W przypadku koni, zapalenie stawów najbardziej dotyka te sportowe, które są szczególnie narażone na obciążenia związane z treningami. Choroba objawia się bólem, obniżoną sprawnością lokomotoryczną i kulawizną. Dotychczasowe leczenie za pomocą tradycyjnych leków przeciwbólowych i przeciwzapalnych wiąże się z wieloma skutkami ubocznymi, a w przypadku koni profesjonalnie uprawiających sport jest ono często niemożliwe, bo wiele środków znajduje się na liście substancji dopingujących. Okazuje się, że w samej Europie jest ok. 7 mln potencjalnych pacjentów.

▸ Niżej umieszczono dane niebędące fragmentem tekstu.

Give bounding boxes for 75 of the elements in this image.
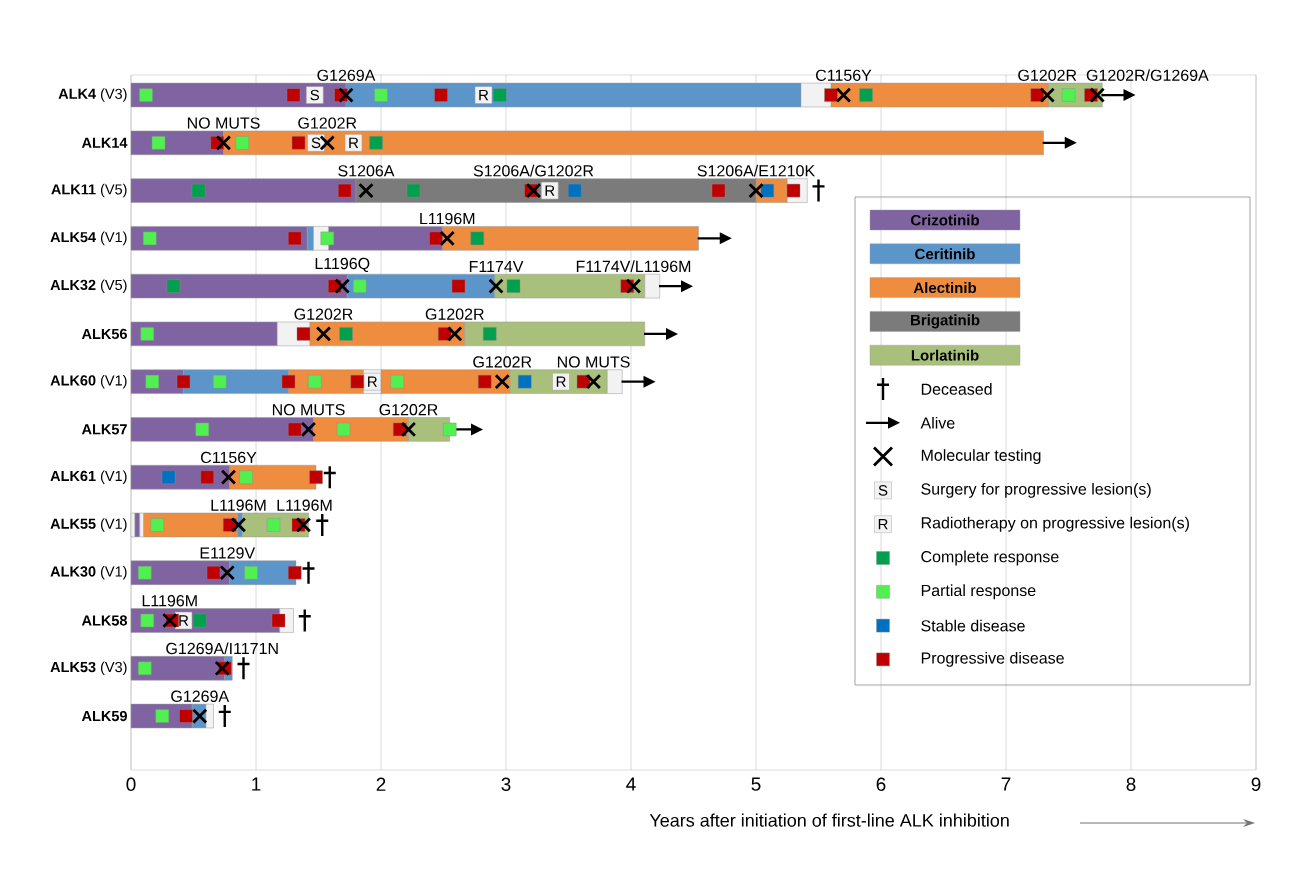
data-label: R [545, 185, 555, 196]
y-tick-label: ALK11 (V5) [51, 183, 127, 198]
y-tick-label: ALK61 (V1) [50, 470, 127, 484]
data-label: G1269A [317, 69, 376, 81]
data-label: G1269A [171, 690, 230, 702]
legend-label: Partial response [921, 584, 1036, 600]
data-label: E1129V [200, 547, 256, 559]
x-tick-label: 1 [252, 777, 261, 791]
data-label: G1202R [379, 404, 438, 416]
y-tick-label: ALK56 [81, 328, 127, 340]
data-label: G1269A/I1171N [166, 642, 278, 655]
data-label: G1202R [294, 308, 353, 320]
data-label: F1174V [469, 261, 524, 273]
data-label: S [310, 89, 320, 101]
data-label: G1202R/G1269A [1086, 69, 1209, 81]
text: Ceritinib [915, 248, 975, 260]
data-label: C1156Y [816, 69, 872, 81]
data-label: NO MUTS [557, 356, 630, 368]
x-tick-label: 6 [876, 777, 886, 791]
text: Brigatinib [911, 314, 980, 329]
x-axis-title: Years after initiation of first-line ALK inhibition [649, 813, 1009, 827]
data-label: L1196Q [315, 257, 370, 273]
text: S [878, 485, 888, 496]
data-label: NO MUTS [272, 404, 345, 416]
data-label: L1196M [142, 595, 197, 607]
legend-label: Molecular testing [921, 449, 1041, 465]
legend-label: Stable disease [921, 619, 1025, 632]
data-label: S1206A/E1210K [697, 164, 815, 177]
data-label: L1196M [420, 212, 475, 225]
data-label: G1202R [473, 356, 532, 368]
y-tick-label: ALK58 [81, 615, 128, 626]
text: R [878, 519, 888, 530]
data-label: F1174V/L1196M [576, 260, 691, 273]
x-tick-label: 3 [501, 777, 511, 791]
data-label: G1202R [1018, 69, 1077, 81]
x-tick-label: 9 [1251, 777, 1261, 791]
legend-label: Alive [920, 416, 955, 429]
y-tick-label: ALK57 [81, 424, 127, 435]
x-tick-label: 8 [1126, 777, 1136, 791]
x-tick-label: 5 [751, 777, 761, 791]
y-tick-label: ALK60 (V1) [50, 374, 127, 389]
data-label: R [349, 137, 359, 148]
data-label: G1202R [425, 308, 484, 320]
y-tick-label: ALK32 (V5) [50, 279, 127, 293]
y-tick-label: ALK59 [81, 710, 127, 722]
legend-label: Surgery for progressive lesion(s) [921, 482, 1151, 498]
y-tick-label: ALK53 (V3) [50, 661, 127, 676]
legend-label: Complete response [921, 550, 1059, 566]
text: Lorlatinib [911, 349, 979, 361]
text: Alectinib [913, 282, 977, 294]
legend-label: Progressive disease [921, 651, 1064, 667]
data-label: R [556, 376, 566, 387]
x-tick-label: 4 [626, 777, 636, 791]
y-tick-label: ALK54 (V1) [50, 231, 127, 246]
y-tick-label: ALK14 [81, 137, 128, 148]
y-tick-label: ALK55 (V1) [50, 518, 127, 532]
data-label: S1206A [338, 165, 395, 177]
legend-label: Deceased [921, 383, 992, 395]
x-tick-label: 2 [376, 777, 386, 791]
x-tick-label: 0 [126, 777, 136, 791]
data-label: R [179, 615, 189, 626]
legend-label: Radiotherapy on progressive lesion(s) [921, 516, 1189, 532]
x-tick-label: 7 [1001, 777, 1011, 791]
data-label: G1202R [298, 117, 357, 129]
data-label: S1206A/G1202R [473, 164, 594, 177]
data-label: NO MUTS [187, 117, 260, 129]
y-tick-label: ALK4 (V3) [58, 88, 127, 102]
y-tick-label: ALK30 (V1) [50, 565, 127, 580]
data-label: L1196M [277, 499, 332, 511]
data-label: S [311, 137, 321, 149]
text: Crizotinib [911, 214, 979, 226]
data-label: R [368, 376, 377, 387]
data-label: R [479, 89, 489, 101]
data-label: L1196M [211, 499, 266, 511]
data-label: C1156Y [201, 451, 257, 464]
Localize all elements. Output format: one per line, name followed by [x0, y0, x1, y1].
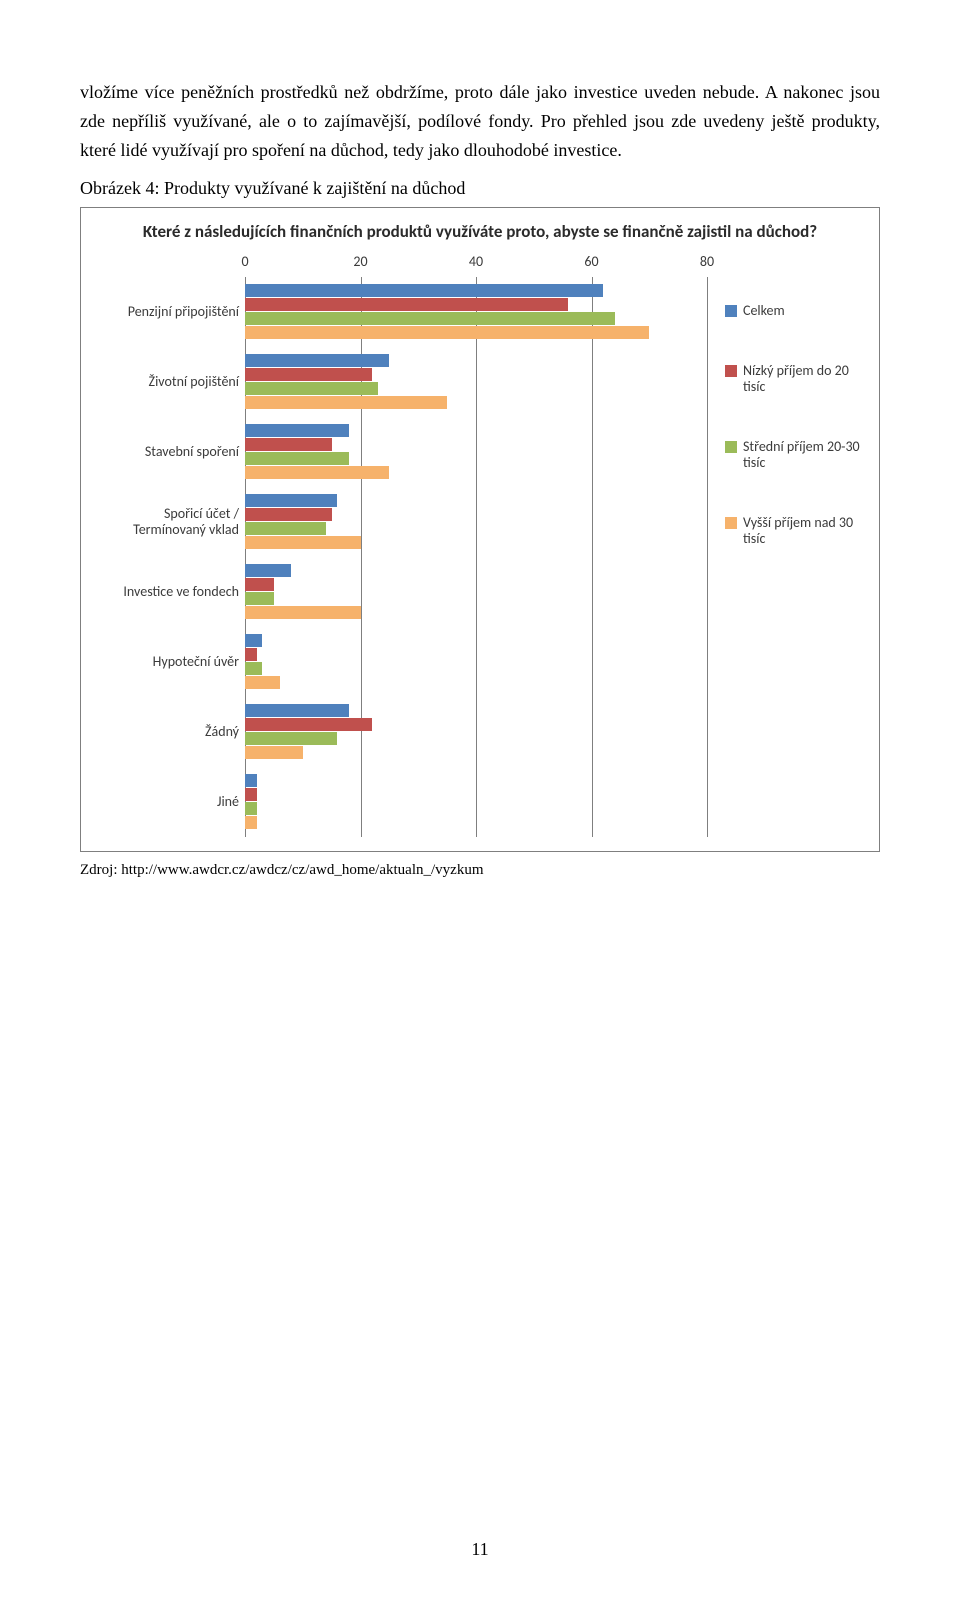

Przełom na skalę światowej w weterynarii?
Według Pawła Wielgusa, obecnie na rynku końskim nie ma powszechnie dostępnego leku opartego na komórkach macierzystych.
Produkty konkurencyjne, z uwagi na źródło pochodzenia komórek i technologię produkcji, są dostępne jedynie lokalnie lub wcale. To terapie premium, ich cena oscyluje wokół tysiąca euro.dr inż. Paweł Wielgus
Zdaniem naukowca nowy lek, który zahamuje procesy zapalne na poziomie molekularnym i ochroni chrząstkę stawową, mógłby zrewolucjonizować terapię zapalenia stawów u tych zwierząt. Nie tylko zmniejsza ból i poprawia mobilność koni, ale ma szansę wydłużyć ich aktywne życie i zredukować koszty związane z długotrwałym leczeniem.
Raport końcowy z badania klinicznego produktu dla koni będzie przygotowywany równolegle z dossier rejestracyjnym, podobnie jak miało to miejsce w przypadku produktu na osteoartrozę u psów. Następnie spółka planuje rozpoczęcie procedury rejestracji leku w Europejskiej Agencji Leków.
Biotechnologia pomoże czworonogom
Zarówno w przypadku koni jak i psów, Bioceltix celuje w jednostki chorobowe będące odpowiednikami ludzkich chorób cywilizacyjnych. Obecnie aż 15 proc. psiej populacji cierpi z powodu atopowego zapalenia skóry. Podobna sytuacja dotyczy zmian zwyrodnieniowych stawów – choroby dotykającej ok. 20 proc. wszystkich psów, choć wśród starszych osobników odsetek pacjentów jest jeszcze wyższy.
W odpowiedzi na te wyzwania wrocławska spółka opracowała odpowiednio BCX-CM-AD oraz BCX-CM-J.